The third annual Careers24 Salary Survey, released Monday, 25 January 2010, reveals that despite South African organisations' commitment to gender and racial equality, differences among the demographics suggest that many are still unconvinced.
The study - conducted between 5 October 2009 and 5 November 2009 and based on responses from 13 583 online South Africans - explored remuneration trends and employee perceptions towards organisational corporate climate and its influence on retention, performance and engagement.
Michelle Bisaro, Careers24 business manager says, "This study identified those issues which positively or negatively impact employees' working environments, influencing their performance and likelihood to go the extra mile or seek alternative employment. While organisations fared above average overall, we found interesting variances among the demographics and sectors, suggesting that staff are, at times, unsatisfied with their working environment despite many organisations' commitment to counter this."
On average, men earn 65% more than women do.
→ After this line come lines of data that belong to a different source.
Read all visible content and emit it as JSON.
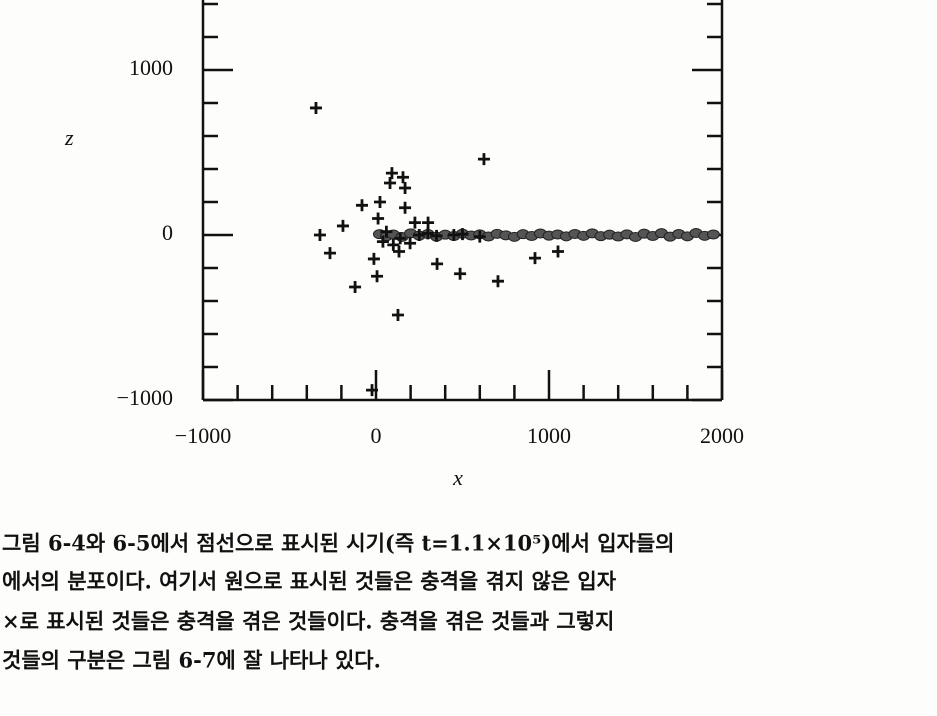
{
  "chart_data": {
    "type": "scatter",
    "xlabel": "x",
    "ylabel": "z",
    "xlim": [
      -1000,
      2000
    ],
    "ylim": [
      -1000,
      1500
    ],
    "xticks": [
      {
        "value": -1000,
        "label": "−1000"
      },
      0,
      1000,
      2000
    ],
    "yticks": [
      {
        "value": -1000,
        "label": "−1000"
      },
      0,
      1000
    ],
    "series": [
      {
        "marker": "+",
        "color": "#111111",
        "x": [
          -347,
          -324,
          -266,
          -191,
          -121,
          -81,
          -23,
          -12,
          6,
          12,
          23,
          81,
          92,
          156,
          168,
          127,
          133,
          168,
          197,
          225,
          301,
          353,
          486,
          624,
          705,
          919,
          1052,
          40,
          60,
          100,
          140,
          250,
          300,
          350,
          450,
          500,
          600
        ],
        "values": [
          770,
          0,
          -110,
          55,
          -315,
          180,
          -940,
          -145,
          -250,
          100,
          200,
          315,
          375,
          350,
          285,
          -485,
          -100,
          165,
          -50,
          75,
          75,
          -175,
          -235,
          460,
          -280,
          -140,
          -100,
          -40,
          20,
          -60,
          -20,
          0,
          10,
          -5,
          0,
          5,
          -10
        ]
      },
      {
        "marker": "o",
        "color": "#555555",
        "x": [
          20,
          60,
          100,
          150,
          200,
          250,
          300,
          350,
          400,
          450,
          500,
          550,
          600,
          650,
          700,
          750,
          800,
          850,
          900,
          950,
          1000,
          1050,
          1100,
          1150,
          1200,
          1250,
          1300,
          1350,
          1400,
          1450,
          1500,
          1550,
          1600,
          1650,
          1700,
          1750,
          1800,
          1850,
          1900,
          1950
        ],
        "values": [
          5,
          -8,
          3,
          -12,
          10,
          -4,
          6,
          -10,
          2,
          -6,
          8,
          -3,
          4,
          -9,
          7,
          -2,
          -11,
          5,
          -6,
          9,
          -4,
          3,
          -8,
          6,
          -5,
          10,
          -7,
          2,
          -9,
          4,
          -12,
          8,
          -6,
          11,
          -10,
          6,
          -8,
          12,
          -5,
          3
        ]
      }
    ]
  },
  "caption": {
    "lines": [
      "그림 6-4와 6-5에서 점선으로 표시된 시기(즉 t=1.1×10⁵)에서 입자들의",
      "에서의 분포이다. 여기서 원으로 표시된 것들은 충격을 겪지 않은 입자",
      "×로 표시된 것들은 충격을 겪은 것들이다. 충격을 겪은 것들과 그렇지",
      "것들의 구분은 그림 6-7에 잘 나타나 있다."
    ]
  }
}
To counter this trend, Bisaro suggests women arm themselves with short-course certificates before re-entering the job market. "With a certificate women can earn 20% more than men who have been in the same positions for double the length of time. Industries where this is evident include legal, property, insurance, administration and NGOs."
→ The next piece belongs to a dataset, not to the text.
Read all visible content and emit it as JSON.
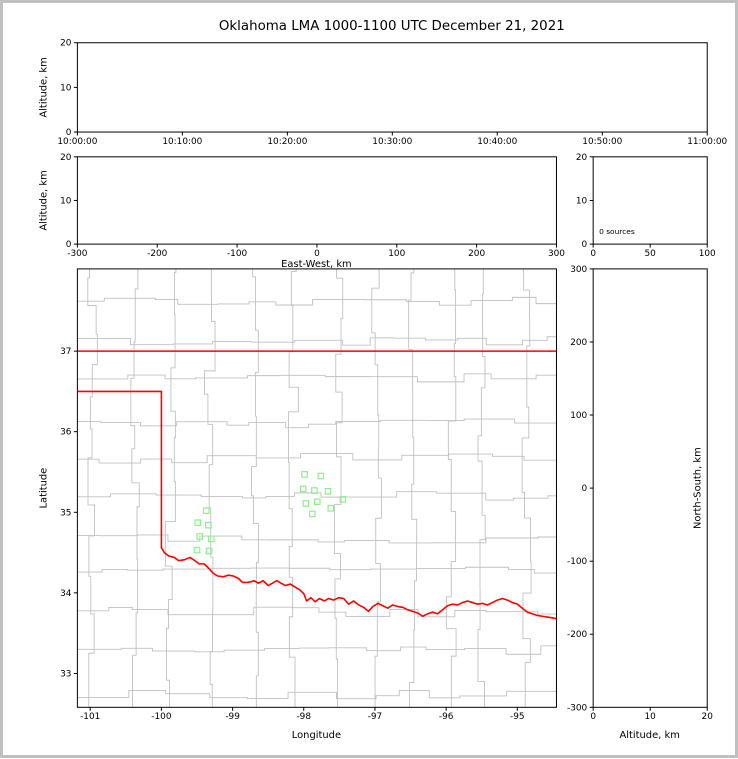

Indians receive lowest salary increases (0.33%) yet are perceived as the biggest threat by black Africans. This is compared to coloureds (5.65%); black Africans (8.11%) and whites (8.43%).
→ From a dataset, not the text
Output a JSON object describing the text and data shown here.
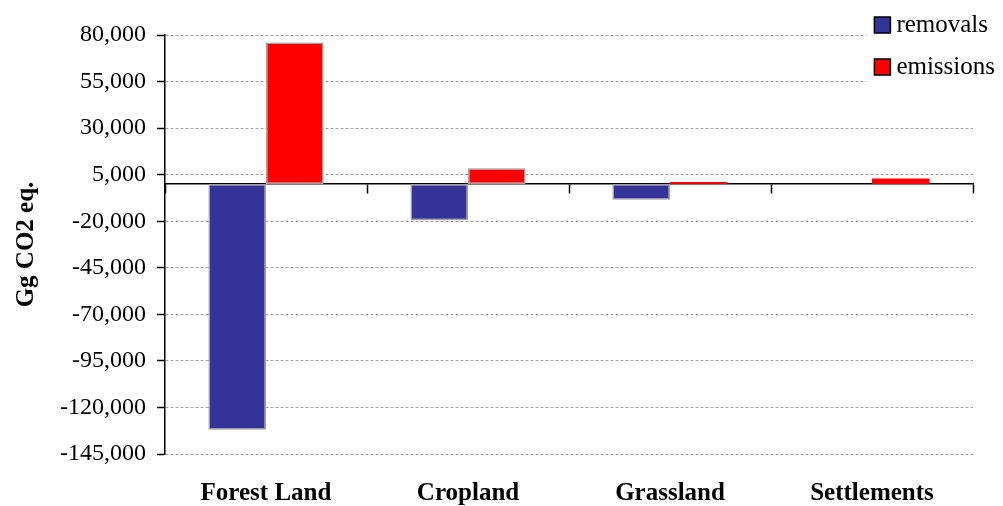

Black Africans are the most upwardly mobile among the demographics, yet have the least experience for their current positions.
Black professionals can be top earners over 50. While whites are the highest earners from age 31, with the average salary being R19 998 compared to black Africans (R17 296), Indians (R14 099) and coloureds (R13 489), it is black managers over 50 years old who can have the most earning potential, eclipsing all other demographics. "Among over 50s, black professionals on average earn R28 000 a month compared to their white peers who earn R25 500," says Bisaro. This trend can be attributed to EE policies where over 50 black professionals are experienced and in short supply.
Four years signals time to move on. "If you've been in your job for longer than four years, you are in the minority," says Bisaro. While black professionals are the most likely to job-hop after 3.47 years, whites and coloureds are more likely to stay around, particularly in top management positions where the average length of employment is seven years (compared to black Africans 3,15 and Indians 5,46).
Diploma surplus - despite a dire need for skills in the artisan trades, engineering, healthcare and education sectors, the most common qualification is the diploma. Technical certificate studies are the least prevalent (3.65%) across demographics compared to diplomas (30.81%) and Bachelors (16.10%). Currently the top ten industries on Careers24.com are mining, healthcare, engineering, media, accounting, banking, FMCG and IT; few of which are diploma-based vocations.
Government and media were the least favourable sectors to work in. Government was in the bottom spot for the second year in a row and was consistently last among the sectors when it came to issues of leadership, management, organisation and performance. Geographically, careers in government are concentrated in Mpumalanga, Eastern Cape and Limpopo, which were also among the provinces that performed the worst in the 2009 Matric results. The media was the second worst performer in terms of its working environment. "The changes in traditional media, as influenced by a more on-the-go lifestyle, are having an effect on the performance and engagement of its staff. Change brings with it significant challenges and could account for salary cuts, retrenchments and low staff morale," says Bisaro.
Sectors at the top of their game were engineering, insurance, agriculture and mining
Managers have the most impact on performance, but are not trained for the job. This suggests that those under top management are not being adequately developed for their jobs. "Staff development is generally seen as the responsibility of the managers and supervisors - not an organisation's leaders," explains Bisaro. "Without effective management, organisations are unable to foster an environment that encourages employee's to reach their full potential and could encourage them to seek alternative employment."
'Underpaid' but satisfied if there is opportunity to grow. "In the past people would begin a job and expect slow growth with slow, incremental increases along a stable career. Employees today realise that jobs change, organisations come and go and that they will be presented with many opportunities for meaningful career change across their working lives. As such, development opportunities have real currency value to employees today," comments Stephen Renecle, a registered industrial psychologist.
Transparency impacts staff performance - leaders have the greatest impact on employee performance by providing an engaging strategic vision and an environment of transparency.